Council discusses EMS

Published 12:00 am Wednesday, March 26, 2003

Almost since the beginning of Faith EMS ambulance service beginning operation in Andalusia, the City of Andalusia, and specifically an EMS Committee which reports to the city, has been attempting to formulate a plan for how to distribute calls between Faith and the Andalusia Rescue Squad.

Currently the two agencies are on a rotation system with Covington County E-911.

Tuesday, during the workshop session of the Andalusia City Council, Councilman Mike Jones, a member of the EMS Committee, made a report to the council regarding a bid process which will ultimately determine the rescue service that will be allowed to handle rescue calls. Members of the Faith EMS squad were in attendance at the session.

The calls in question will involve Andalusia Fire and Police Departments.

Jones said he requested that E-911 Director Susan Carpenter pull her calls for a one-year period of time in order to gain a more accurate sense of the calls handled in the city.

He said the data showed that over a period of a year, there were 821 calls, with 702 of those being medical calls, 62 involving wrecks and 57 involving fires.

Jones said the 119 total calls for wrecks and fires translates into approximately 15 percent of the calls in the city.

He noted that of the wreck calls, 46 of the 62 involved transport, with police and fire department officials responding, and with fire calls, only 4 of the 57 involved transport. These totals for both categories only equated, Jones said, to about 6 percent of the total calls.

"That 6 percent is about what we have been guessing (as far as the percentage of calls which would be subject to the city's bid process)," said Jones. "Based on 911, that is what we're talking about. One of the things we were having trouble defining were rescue services, but what we have seen with these numbers, (those calls involving response by fire and police departments) may be (a more accurate) method of (categorizing the calls)."

He said when he began searching for a city who had implemented a similar bid process, he discovered that the City of Ozark had a similar plan.

"We got a copy of (the City of Ozark's bid plan) and (the rough draft of Andalusia's plan) is pretty much a re-draft of Ozark's document," said Jones.

"(Andalusia's draft) is pretty much verbatim with Ozark's," added City Attorney Tom Albritton.

Albritton said he had earlier proposed a series of six-month contracts automatically renewable for a period not to exceed three years because of the nature of the service that is given.

"If you wanted to have the ability to cut off that contract after six months you could do that," said Albritton. "You wouldn't have to do that, and you can contract for three years if you want to, but one option would be to break it up into smaller bits. I would want a paragraph in (the bid document) which specifically says that the parties acknowledge that the contract retains control over the manner the contractor accomplishes a job and that we don't have the authority to come in and tell them how to do their jobs. If they get sued, I don't want somebody to come back and say (the service under contract) they were our agent or anything other than the fact of them entering into a contract with the city."

Jones emphasized that the city's current draft is still a very rough one at this stage, and basically a draft was composed in order to get more input from the council.

Albritton later suggested that Jones perhaps might gather at least another year's worth of call data, although he said he didn't feel the percentage would change much from the 6 percent, but Jones said he would not mind collecting more data, and Jones said he appreciated Carpenter's efforts in collecting the first data.

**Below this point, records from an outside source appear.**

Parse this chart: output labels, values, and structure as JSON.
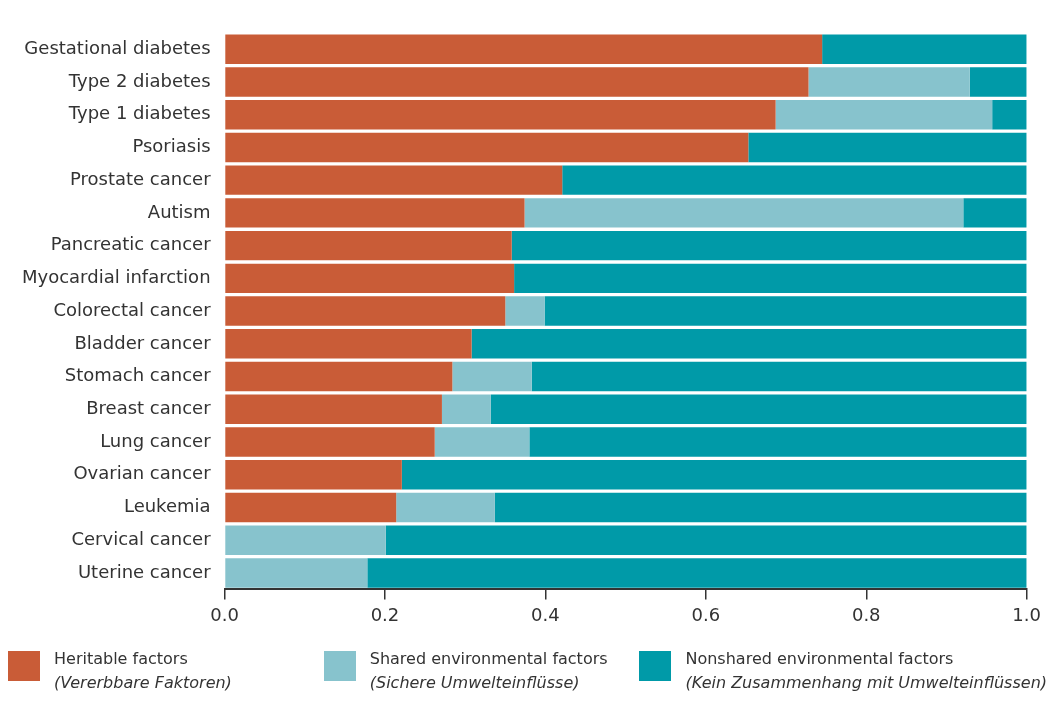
{
  "chart_data": {
    "type": "bar",
    "orientation": "horizontal",
    "stacked": true,
    "categories": [
      "Gestational diabetes",
      "Type 2 diabetes",
      "Type 1 diabetes",
      "Psoriasis",
      "Prostate cancer",
      "Autism",
      "Pancreatic cancer",
      "Myocardial infarction",
      "Colorectal cancer",
      "Bladder cancer",
      "Stomach cancer",
      "Breast cancer",
      "Lung cancer",
      "Ovarian cancer",
      "Leukemia",
      "Cervical cancer",
      "Uterine cancer"
    ],
    "series": [
      {
        "name": "Heritable factors\n(Vererbbare Faktoren)",
        "color": "#c95c37",
        "values": [
          0.745,
          0.728,
          0.687,
          0.653,
          0.421,
          0.374,
          0.358,
          0.361,
          0.35,
          0.308,
          0.284,
          0.271,
          0.262,
          0.221,
          0.214,
          0,
          0
        ]
      },
      {
        "name": "Shared environmental factors\n(Sichere Umwelteinflüsse)",
        "color": "#87c3cd",
        "values": [
          0,
          0.201,
          0.27,
          0,
          0,
          0.547,
          0,
          0,
          0.049,
          0,
          0.099,
          0.061,
          0.118,
          0,
          0.123,
          0.201,
          0.178
        ]
      },
      {
        "name": "Nonshared environmental factors\n(Kein Zusammenhang mit Umwelteinflüssen)",
        "color": "#009aa8",
        "values": [
          0.255,
          0.071,
          0.043,
          0.347,
          0.579,
          0.079,
          0.642,
          0.639,
          0.601,
          0.692,
          0.617,
          0.668,
          0.62,
          0.779,
          0.663,
          0.799,
          0.822
        ]
      }
    ],
    "xlim": [
      0,
      1
    ],
    "xticks": [
      {
        "value": 0,
        "label": "0.0"
      },
      {
        "value": 0.2,
        "label": "0.2"
      },
      {
        "value": 0.4,
        "label": "0.4"
      },
      {
        "value": 0.6,
        "label": "0.6"
      },
      {
        "value": 0.8,
        "label": "0.8"
      },
      {
        "value": 1,
        "label": "1.0"
      }
    ],
    "grid": false,
    "legend": "bottom"
  }
}
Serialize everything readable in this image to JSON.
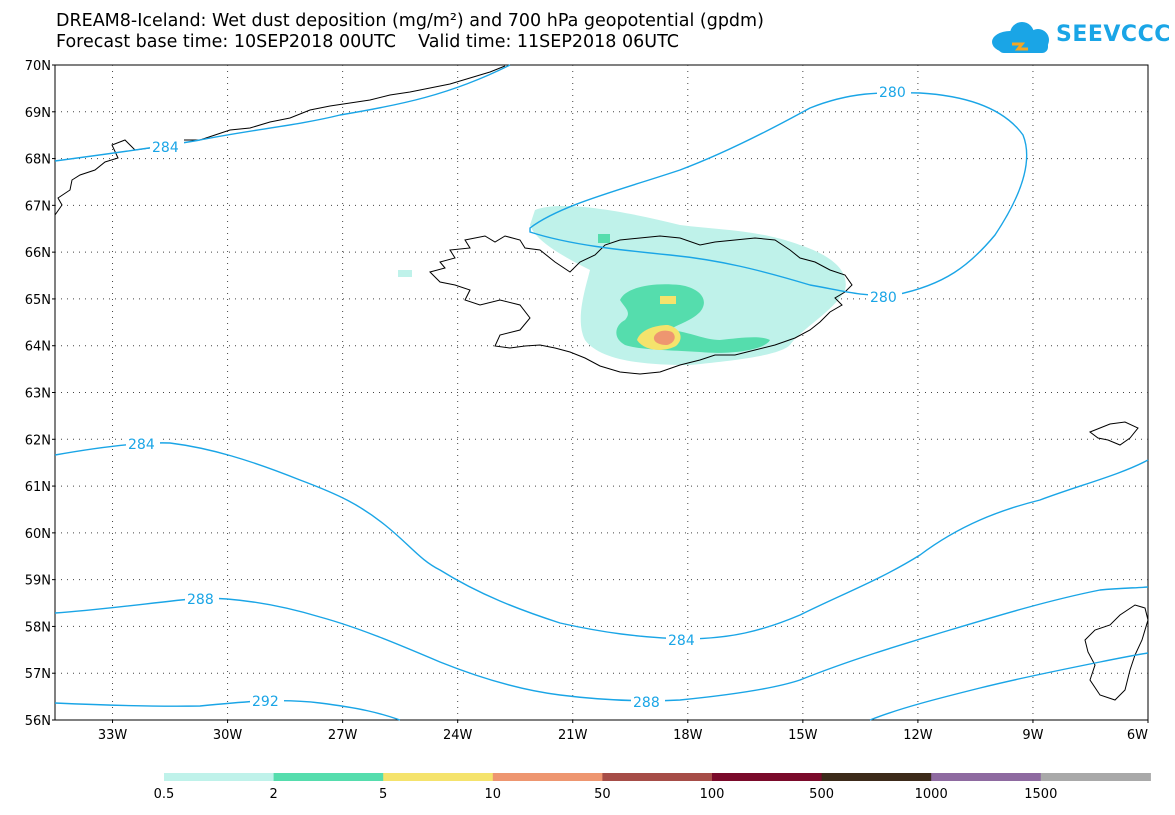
{
  "header": {
    "title_line1": "DREAM8-Iceland: Wet dust deposition (mg/m²) and 700 hPa geopotential (gpdm)",
    "title_line2": "Forecast base time: 10SEP2018 00UTC    Valid time: 11SEP2018 06UTC",
    "logo_text": "SEEVCCC"
  },
  "map": {
    "lat_range": [
      56,
      70
    ],
    "lon_range": [
      -34.5,
      -6
    ],
    "lat_ticks": [
      "56N",
      "57N",
      "58N",
      "59N",
      "60N",
      "61N",
      "62N",
      "63N",
      "64N",
      "65N",
      "66N",
      "67N",
      "68N",
      "69N",
      "70N"
    ],
    "lon_ticks": [
      "33W",
      "30W",
      "27W",
      "24W",
      "21W",
      "18W",
      "15W",
      "12W",
      "9W",
      "6W"
    ],
    "grid": "dotted",
    "contour_color": "#1aa5e6",
    "contour_labels": [
      "280",
      "280",
      "284",
      "284",
      "284",
      "288",
      "288",
      "292"
    ]
  },
  "colorbar": {
    "labels": [
      "0.5",
      "2",
      "5",
      "10",
      "50",
      "100",
      "500",
      "1000",
      "1500"
    ],
    "colors": [
      "#bff2ea",
      "#55ddad",
      "#f5e36c",
      "#ee9670",
      "#a64d47",
      "#7a0a2a",
      "#3c2a1a",
      "#8e6aa0",
      "#a9a9a9"
    ]
  }
}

When a member of Faith EMS asked why the bid process is necessary when the current rotation process seems to be working well, Jones said crucial services need to be regulated efficiently.

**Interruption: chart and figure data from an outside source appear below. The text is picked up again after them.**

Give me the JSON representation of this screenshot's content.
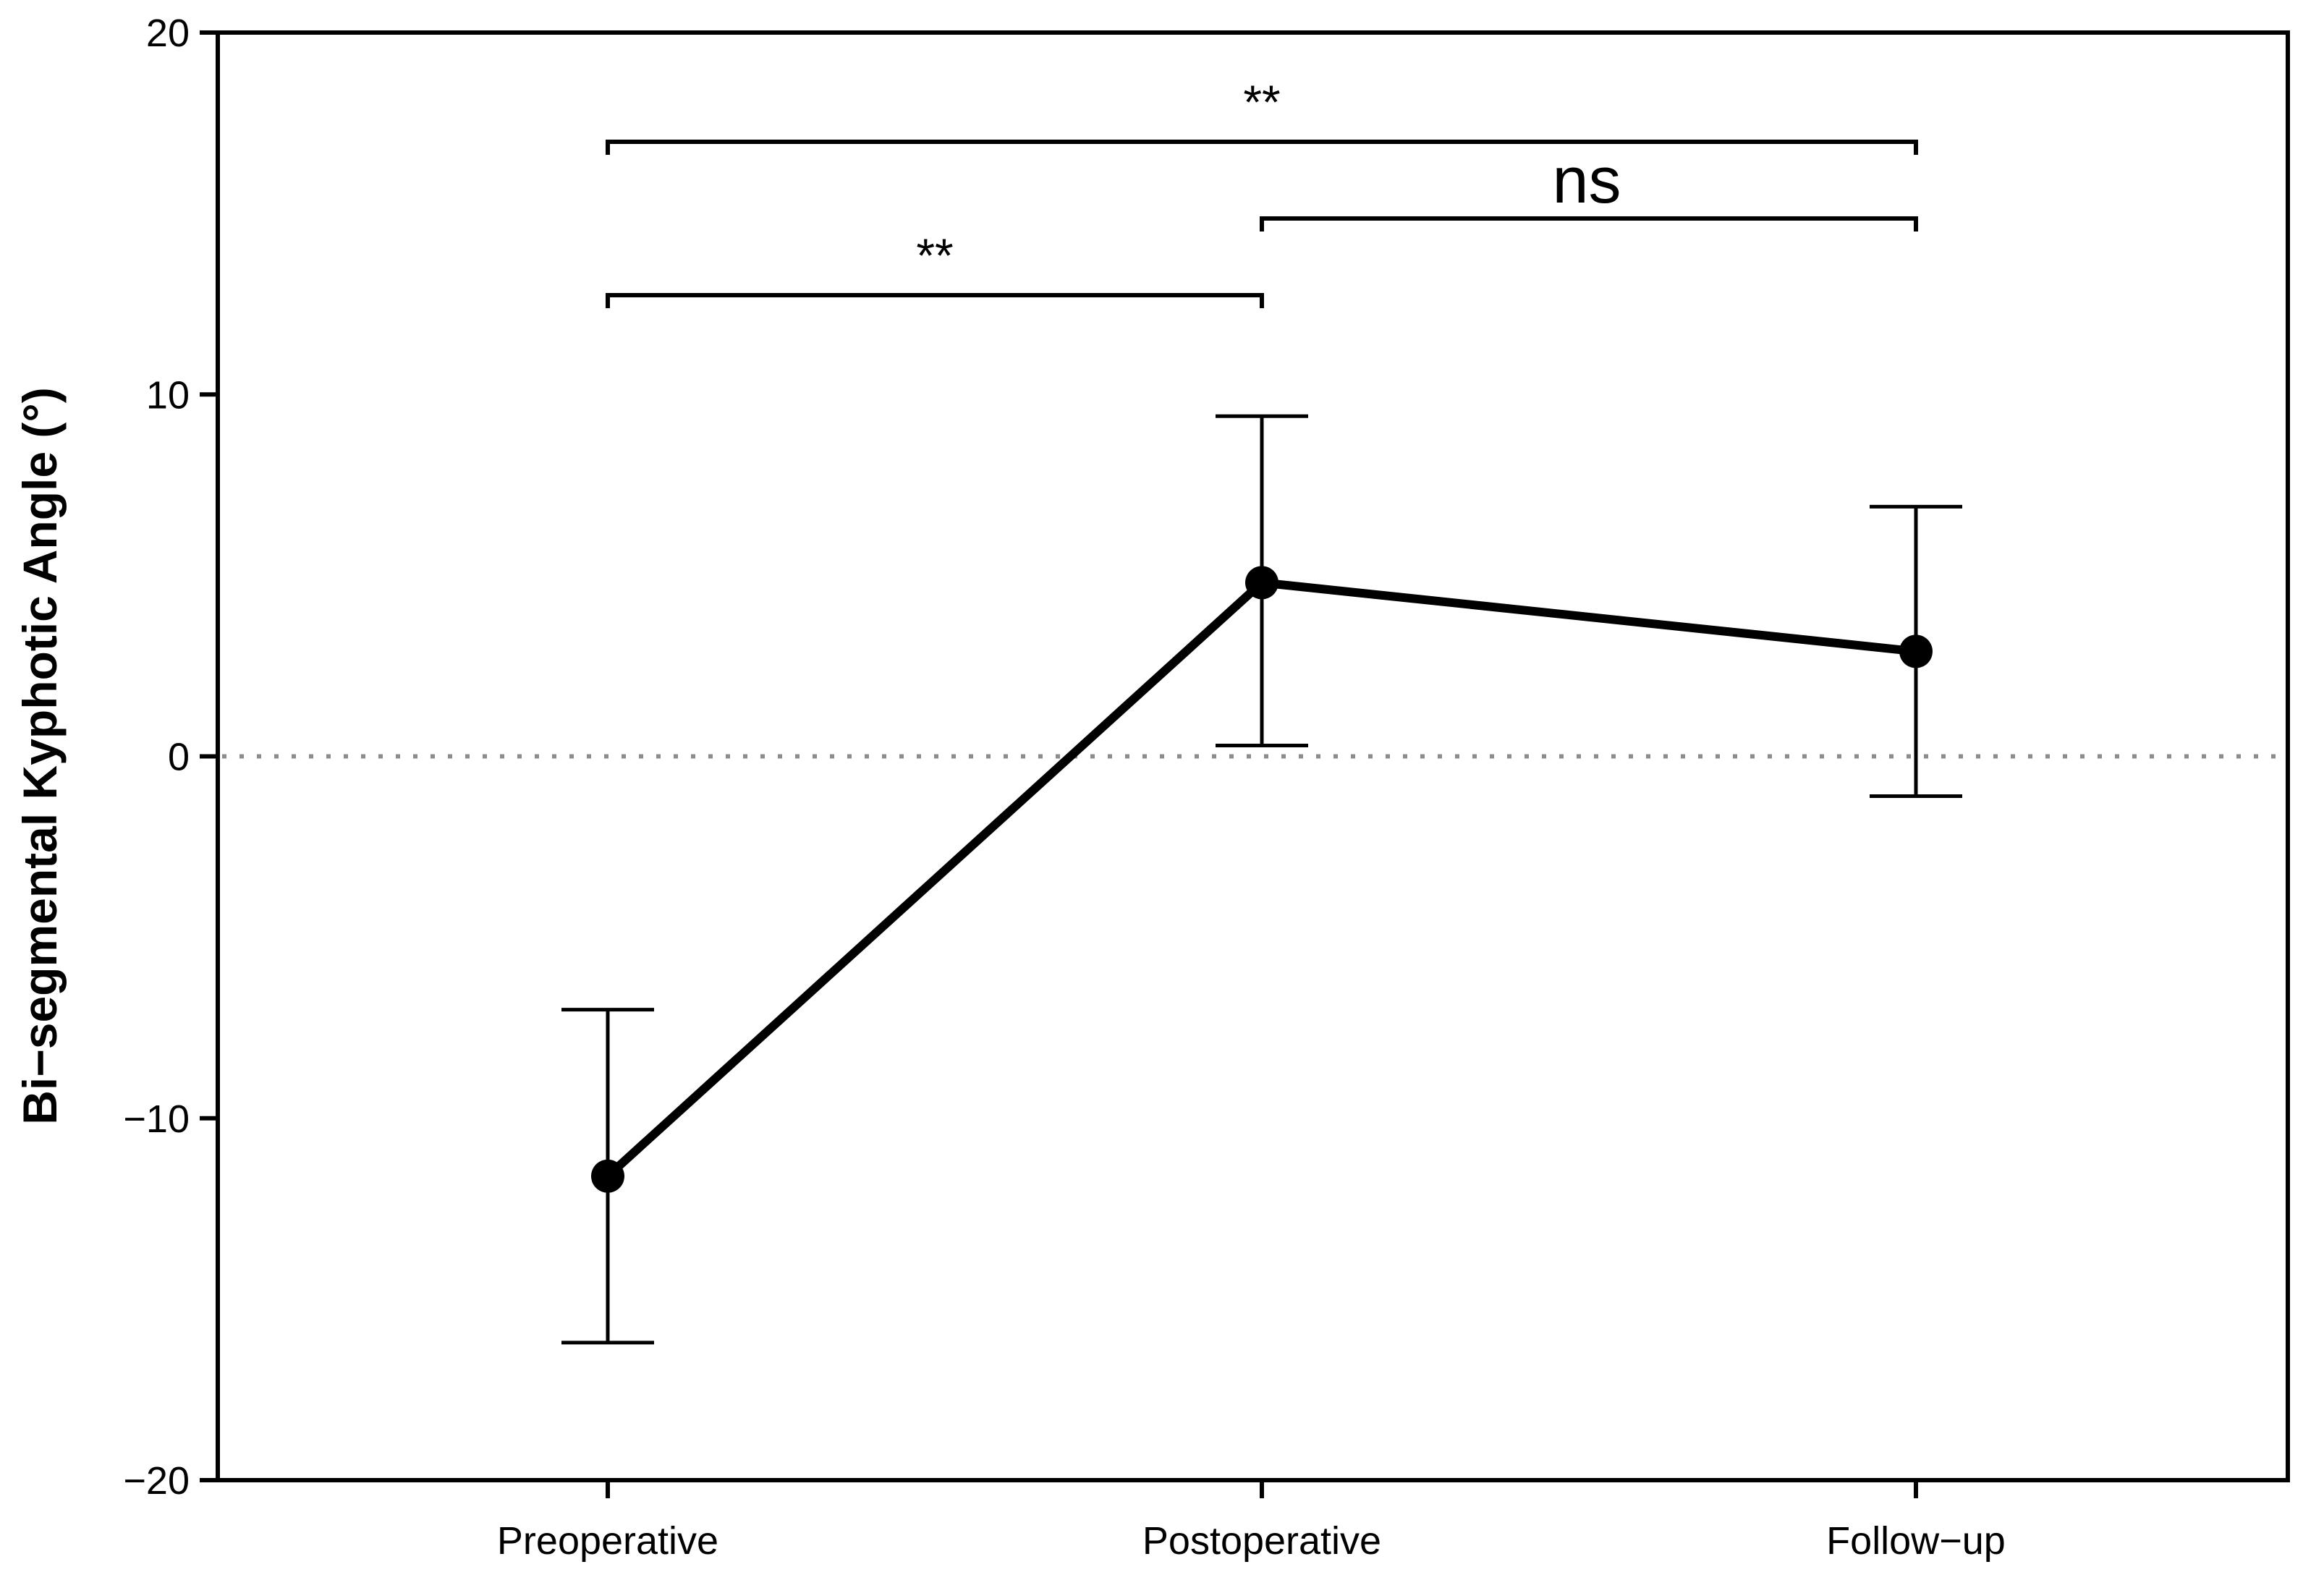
{
  "chart_data": {
    "type": "line",
    "title": "",
    "xlabel": "",
    "ylabel": "Bi−segmental Kyphotic Angle (°)",
    "ylim": [
      -20,
      20
    ],
    "yticks": [
      20,
      10,
      0,
      -10,
      -20
    ],
    "ytick_labels": [
      "20",
      "10",
      "0",
      "−10",
      "−20"
    ],
    "categories": [
      "Preoperative",
      "Postoperative",
      "Follow−up"
    ],
    "series": [
      {
        "values": [
          -11.6,
          4.8,
          2.9
        ],
        "error_upper": [
          -7.0,
          9.4,
          6.9
        ],
        "error_lower": [
          -16.2,
          0.3,
          -1.1
        ]
      }
    ],
    "reference_line": {
      "y": 0,
      "style": "dotted"
    },
    "significance": [
      {
        "from": 0,
        "to": 2,
        "label": "**"
      },
      {
        "from": 1,
        "to": 2,
        "label": "ns"
      },
      {
        "from": 0,
        "to": 1,
        "label": "**"
      }
    ],
    "grid": false,
    "colors": {
      "line": "#000000",
      "reference": "#8c8c8c"
    }
  }
}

"We want to make sure we protect the citizens as far as rescue services, but as far as transport and private transfer and all those things, I think competition will bear that out and you guys will all be working together," said Jones. "As far as things that deal with fire departments and the police department,

I think they deserve a higher (consideration)."

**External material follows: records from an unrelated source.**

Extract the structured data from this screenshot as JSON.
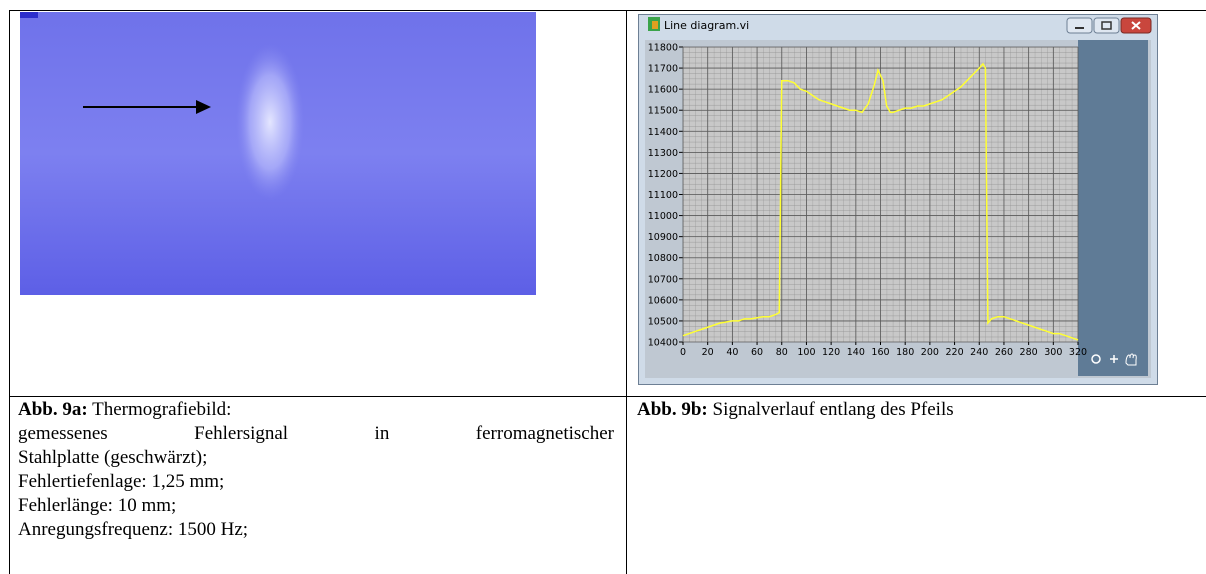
{
  "window": {
    "title": "Line diagram.vi",
    "chart": {
      "type": "line",
      "color": "#ffff33",
      "x": [
        0,
        5,
        10,
        15,
        20,
        25,
        30,
        35,
        40,
        45,
        50,
        55,
        60,
        65,
        70,
        75,
        78,
        80,
        85,
        90,
        95,
        100,
        105,
        110,
        115,
        120,
        125,
        130,
        135,
        140,
        145,
        150,
        155,
        158,
        162,
        165,
        168,
        170,
        175,
        180,
        185,
        190,
        195,
        200,
        205,
        210,
        215,
        220,
        225,
        230,
        235,
        240,
        243,
        245,
        247,
        250,
        255,
        260,
        265,
        270,
        275,
        280,
        285,
        290,
        295,
        300,
        305,
        310,
        315,
        320
      ],
      "values": [
        10430,
        10440,
        10450,
        10460,
        10470,
        10480,
        10490,
        10495,
        10500,
        10500,
        10510,
        10510,
        10515,
        10520,
        10520,
        10530,
        10540,
        11640,
        11640,
        11630,
        11600,
        11590,
        11570,
        11550,
        11540,
        11530,
        11520,
        11510,
        11500,
        11500,
        11490,
        11530,
        11620,
        11690,
        11640,
        11520,
        11490,
        11490,
        11500,
        11510,
        11510,
        11520,
        11520,
        11530,
        11540,
        11550,
        11570,
        11590,
        11610,
        11640,
        11670,
        11700,
        11720,
        11700,
        10490,
        10510,
        10520,
        10520,
        10510,
        10500,
        10490,
        10480,
        10470,
        10460,
        10450,
        10440,
        10440,
        10430,
        10420,
        10410
      ],
      "xlim": [
        0,
        320
      ],
      "ylim": [
        10400,
        11800
      ],
      "xticks": [
        0,
        20,
        40,
        60,
        80,
        100,
        120,
        140,
        160,
        180,
        200,
        220,
        240,
        260,
        280,
        300,
        320
      ],
      "yticks": [
        10400,
        10500,
        10600,
        10700,
        10800,
        10900,
        11000,
        11100,
        11200,
        11300,
        11400,
        11500,
        11600,
        11700,
        11800
      ],
      "grid": true
    }
  },
  "captions": [
    {
      "label": "Abb. 9a:",
      "lines": [
        "Thermografiebild:",
        "gemessenes Fehlersignal in ferromagnetischer",
        "Stahlplatte (geschwärzt);",
        "Fehlertiefenlage: 1,25 mm;",
        "Fehlerlänge: 10 mm;",
        "Anregungsfrequenz: 1500 Hz;"
      ]
    },
    {
      "label": "Abb. 9b:",
      "lines": [
        "Signalverlauf entlang des Pfeils"
      ]
    }
  ]
}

"What I think the committee is trying to do is to get whoever wants to bid on (the rescue calls) to say we will provide this level of service for this amount of money and whoever can provide the highest level of service is going to get the contract," said Mayor Earl Johnson.

Jones also noted that other emergency services may also want to contract with the city, so the city needs to try and account for the current two-agency situation as well as possibly others offering their service in the future.

City Clerk Pam Steele commented that under the city's proposal, a bidding entity would have three weeks to prepare a bid for the rescue calls.

Faith EMS Owner Doug Tisdale asked if copies of the draft might be available, to which Albritton replied that when his agency receives bid specifications, those specifications would give a clear indication about the contract itself.